It’s bringing new people into the industry and providing once-in-a-lifetime opportunities for progression. Crucially, though, the expansion of our gaming and gambling industry must be managed to achieve a more gender, culture and age-diverse leadership than it has to date.
If our industry is to achieve board-level gender diversity, it has further to come than most. Until recent years, there were only eight women out of 57 board members serving in the six largest gaming companies operating here in Vegas. Little progress was made toward addressing gender disparity within the gaming industry. But that’s now changing. In November 2018, Caesars Entertainment appointed its first female board member, with a second following in December. The 12-strong board of directors for MGM Resorts International includes four women, while the same number sit at Wynn Resorts, where they make up 36% of its board. Change is coming in other industries too. A record-breaking 40% of directors joining S&P 500 boards in 2018 were women, while the percentage of women sitting on S&P boards grew to 24%. In part, this improvement is down to companies doing more to address inequality and achieve competitive advantages through the appointment of female board members.
To address the lack of female executives, global initiatives have been launched to close the women’s leadership gap. The 2020 Women on Boards initiative (2020wob.com) strives to have 20% female board representation by 2020, while the Thirty Percent Coalition (30percentcoalition.org) hopes to have close to a third of all corporate board seats held by women.
Unlike some European countries, federal legislation does not mandate female representation on boards, but in September 2018 California passed legislation requiring all publicly traded companies headquartered in the state to have at least one female board member by the end of 2019.
The EU has similarly proposed legislation to introduce gender quotas to increase female numbers on the boards of publicly-traded firms. Beyond legislative action, it is the initiatives of the companies themselves and the proactive outreach by professionals – successful female executives – within the gaming community who are making a difference and advancing women in the workplace. We are proud to support these initiatives.

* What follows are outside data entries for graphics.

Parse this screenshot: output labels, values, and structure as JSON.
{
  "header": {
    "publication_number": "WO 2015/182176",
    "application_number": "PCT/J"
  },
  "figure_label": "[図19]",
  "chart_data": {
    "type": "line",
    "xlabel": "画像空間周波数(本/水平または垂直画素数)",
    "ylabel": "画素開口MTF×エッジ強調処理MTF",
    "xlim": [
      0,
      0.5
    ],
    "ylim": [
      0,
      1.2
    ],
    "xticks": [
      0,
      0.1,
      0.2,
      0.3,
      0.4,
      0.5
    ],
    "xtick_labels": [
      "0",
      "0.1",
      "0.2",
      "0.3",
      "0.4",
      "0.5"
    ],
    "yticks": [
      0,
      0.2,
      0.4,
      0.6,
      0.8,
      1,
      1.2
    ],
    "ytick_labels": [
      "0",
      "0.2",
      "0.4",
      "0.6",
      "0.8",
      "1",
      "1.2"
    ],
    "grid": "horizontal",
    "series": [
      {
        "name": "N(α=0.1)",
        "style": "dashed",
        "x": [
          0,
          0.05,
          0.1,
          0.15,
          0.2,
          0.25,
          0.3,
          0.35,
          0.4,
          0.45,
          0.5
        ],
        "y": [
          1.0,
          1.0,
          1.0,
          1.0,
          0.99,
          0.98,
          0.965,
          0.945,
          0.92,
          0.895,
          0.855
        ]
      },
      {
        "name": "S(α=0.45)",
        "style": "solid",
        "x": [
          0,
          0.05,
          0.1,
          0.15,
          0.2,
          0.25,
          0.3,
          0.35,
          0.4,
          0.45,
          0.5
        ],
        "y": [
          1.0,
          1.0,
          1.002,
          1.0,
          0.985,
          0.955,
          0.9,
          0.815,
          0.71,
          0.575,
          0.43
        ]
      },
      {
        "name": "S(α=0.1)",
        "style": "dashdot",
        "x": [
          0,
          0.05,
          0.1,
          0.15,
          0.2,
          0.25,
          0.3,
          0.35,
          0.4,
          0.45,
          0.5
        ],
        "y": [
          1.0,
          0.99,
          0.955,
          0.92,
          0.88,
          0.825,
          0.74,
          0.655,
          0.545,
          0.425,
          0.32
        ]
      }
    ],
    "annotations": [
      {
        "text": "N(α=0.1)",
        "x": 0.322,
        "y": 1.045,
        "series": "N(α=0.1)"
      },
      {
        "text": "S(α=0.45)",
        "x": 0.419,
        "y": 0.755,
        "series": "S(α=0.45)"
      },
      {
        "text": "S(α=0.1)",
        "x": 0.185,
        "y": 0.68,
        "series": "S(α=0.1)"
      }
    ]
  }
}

Locally, professional networking organisations such as Women’s Executive Circle Advisory Board – whose annual Women in the Boardroom summit Pentasia recently attended – are creating an environment for female executives to advance their careers and serve their professions in a leadership capacity. Elsewhere, Global Gaming Women (GGW), established by the American Gaming Association, operates with a shared goal of supporting, inspiring and influencing the development of women in the industry worldwide.
Accomplished leaders throughout the gaming industry are coming together to make a difference. Happily, their contributions are having an impact.